Una scossa di terremoto si è verificata in Puglia alle 22:47 di oggi, sabato 4 aprile. I sismografi hanno registrato una scossa di magnitudo 3.2, con epicentro individuato 10km a nord di Lucera, in provincia di Foggia, e profondità di 11km. Non si segnalano danni a persone o cose. La scossa odierna si inserisce in un quadro sismico tutt’altro che eccezionale per il nord della Puglia. Eventi di questa intensità sono generalmente percepiti dalla popolazione ma raramente producono danni, soprattutto quando – come in questo caso – l’ipocentro si trova a una profondità intermedia (circa 11km).
Non è un episodio isolato: già nei primi mesi del 2026 diverse scosse simili sono state registrate nella stessa area del Foggiano, spesso senza conseguenze, a conferma di una sismicità “di fondo” costante ma moderata. Questo tipo di attività rappresenta, per i sismologi, il segnale di un territorio dinamico, dove le tensioni nella crosta terrestre vengono rilasciate frequentemente ma in modo non distruttivo.
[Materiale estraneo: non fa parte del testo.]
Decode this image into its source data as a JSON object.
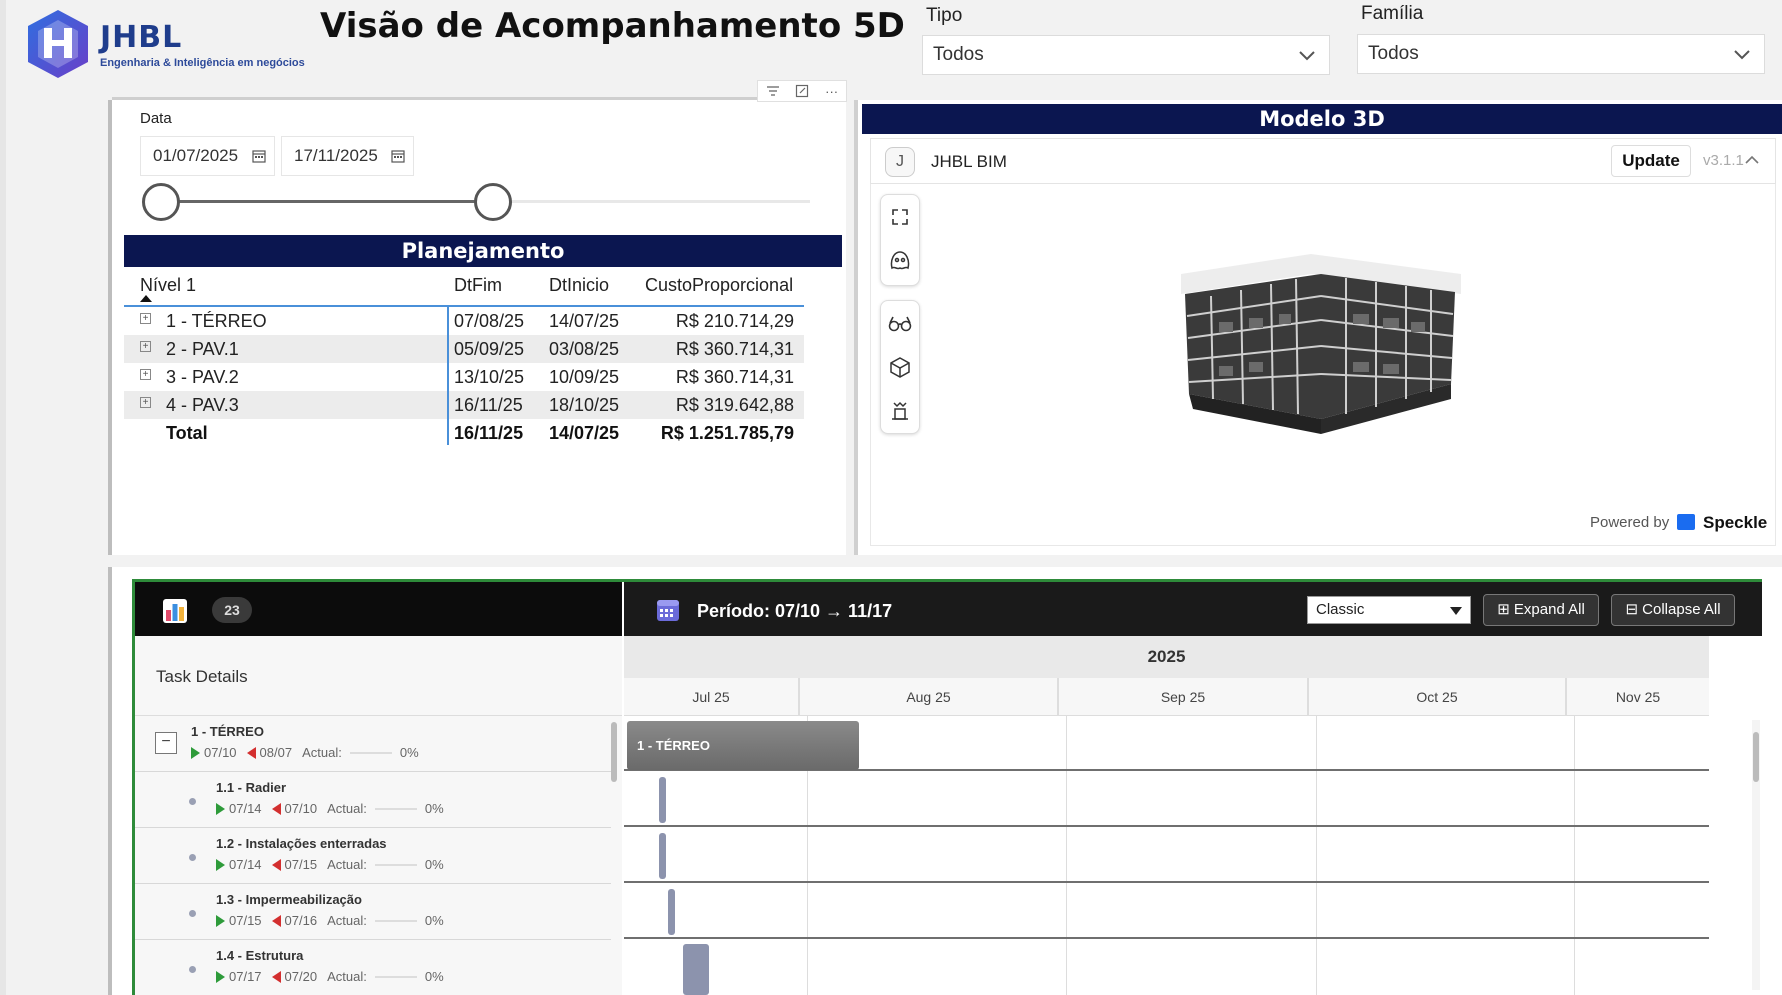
{
  "header": {
    "logo_name": "JHBL",
    "logo_tagline": "Engenharia & Inteligência em negócios",
    "title": "Visão de Acompanhamento 5D"
  },
  "filters": {
    "tipo": {
      "label": "Tipo",
      "value": "Todos"
    },
    "familia": {
      "label": "Família",
      "value": "Todos"
    }
  },
  "date_filter": {
    "label": "Data",
    "start": "01/07/2025",
    "end": "17/11/2025"
  },
  "planejamento": {
    "title": "Planejamento",
    "columns": [
      "Nível 1",
      "DtFim",
      "DtInicio",
      "CustoProporcional"
    ],
    "rows": [
      {
        "nivel": "1 - TÉRREO",
        "dtfim": "07/08/25",
        "dtinicio": "14/07/25",
        "custo": "R$ 210.714,29"
      },
      {
        "nivel": "2 - PAV.1",
        "dtfim": "05/09/25",
        "dtinicio": "03/08/25",
        "custo": "R$ 360.714,31"
      },
      {
        "nivel": "3 - PAV.2",
        "dtfim": "13/10/25",
        "dtinicio": "10/09/25",
        "custo": "R$ 360.714,31"
      },
      {
        "nivel": "4 - PAV.3",
        "dtfim": "16/11/25",
        "dtinicio": "18/10/25",
        "custo": "R$ 319.642,88"
      }
    ],
    "total": {
      "label": "Total",
      "dtfim": "16/11/25",
      "dtinicio": "14/07/25",
      "custo": "R$ 1.251.785,79"
    }
  },
  "modelo3d": {
    "title": "Modelo 3D",
    "avatar_letter": "J",
    "project_name": "JHBL BIM",
    "update_label": "Update",
    "version": "v3.1.1",
    "powered_by": "Powered by",
    "brand": "Speckle",
    "tools": [
      "fullscreen-icon",
      "ghost-icon",
      "glasses-icon",
      "cube-icon",
      "section-icon"
    ]
  },
  "gantt": {
    "task_count": "23",
    "period": "Período: 07/10 → 11/17",
    "view_mode": "Classic",
    "expand_all": "⊞ Expand All",
    "collapse_all": "⊟ Collapse All",
    "task_details_label": "Task Details",
    "year": "2025",
    "months": [
      "Jul 25",
      "Aug 25",
      "Sep 25",
      "Oct 25",
      "Nov 25"
    ],
    "group_bar_label": "1 - TÉRREO",
    "tasks": [
      {
        "name": "1 - TÉRREO",
        "start": "07/10",
        "end": "08/07",
        "actual_label": "Actual:",
        "progress": "0%"
      },
      {
        "name": "1.1 - Radier",
        "start": "07/14",
        "end": "07/10",
        "actual_label": "Actual:",
        "progress": "0%"
      },
      {
        "name": "1.2 - Instalações enterradas",
        "start": "07/14",
        "end": "07/15",
        "actual_label": "Actual:",
        "progress": "0%"
      },
      {
        "name": "1.3 - Impermeabilização",
        "start": "07/15",
        "end": "07/16",
        "actual_label": "Actual:",
        "progress": "0%"
      },
      {
        "name": "1.4 - Estrutura",
        "start": "07/17",
        "end": "07/20",
        "actual_label": "Actual:",
        "progress": "0%"
      }
    ]
  },
  "colors": {
    "navy_header": "#0b1650",
    "gantt_border": "#2e8b3a",
    "speckle_blue": "#1a6cf0",
    "start_marker": "#2e9b3a",
    "end_marker": "#d32f2f"
  }
}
Un territorio meno noto ma sismicamente attivo
Quando si parla di terremoti in Italia, il pensiero corre subito all’Appennino centrale o alla Calabria. Tuttavia anche la Puglia settentrionale, in particolare l’area della Capitanata e del Subappennino dauno, presenta una sua specifica identità sismica. Qui i terremoti sono generalmente di bassa o moderata intensità e spesso distribuiti in sciami, cioè sequenze di piccoli eventi ravvicinati nel tempo. Negli ultimi 30 giorni, ad esempio, nell’area di Lucera si sono registrati decine di eventi, per lo più di magnitudo inferiore a 3, segno di una continua attività microsismica.
Dal punto di vista geologico, questa zona si trova in una posizione particolare: è un’area di transizione tra la piattaforma adriatica e le strutture deformate dell’Appennino meridionale. Le faglie presenti non sono tra le più attive d’Italia, ma possono comunque generare terremoti anche percepibili.
La sismicità “adriatica”: una dinamica meno intensa ma costante
Le scosse che interessano il Foggiano rientrano spesso nella cosiddetta sismicità dell’area adriatica. Si tratta di un sistema complesso, caratterizzato da movimenti lenti e diffusi piuttosto che da grandi rotture improvvise. Gli esperti considerano questi eventi parte di una normale attività geologica: la crosta terrestre accumula energia e la rilascia gradualmente attraverso piccoli terremoti, evitando – almeno in molti casi – eventi più distruttivi.
Questa “sismicità diffusa” è tipica delle zone lontane dai margini principali delle placche tettoniche. Non si tratta di un’area completamente stabile, ma nemmeno di una zona ad altissimo rischio come altre regioni italiane.
I grandi terremoti storici della Daunia
Se oggi il territorio appare relativamente tranquillo, la storia racconta però episodi ben più drammatici. L’area della Daunia, che comprende gran parte dell’attuale provincia di Foggia, è stata colpita in passato da terremoti anche molto forti.
Uno degli eventi più significativi è il terremoto del 1361, con epicentro nell’area di Ascoli Satriano. Questo sisma raggiunse un’intensità devastante, pari al X grado della scala Mercalli, provocando crolli diffusi e numerose vittime.
Altri eventi importanti si verificarono nei secoli successivi, come il terremoto del 1627 nella Capitanata e quello del 1731 che colpì Foggia, confermando che, seppur meno frequente, la sismicità dell’area può manifestarsi anche con episodi severi.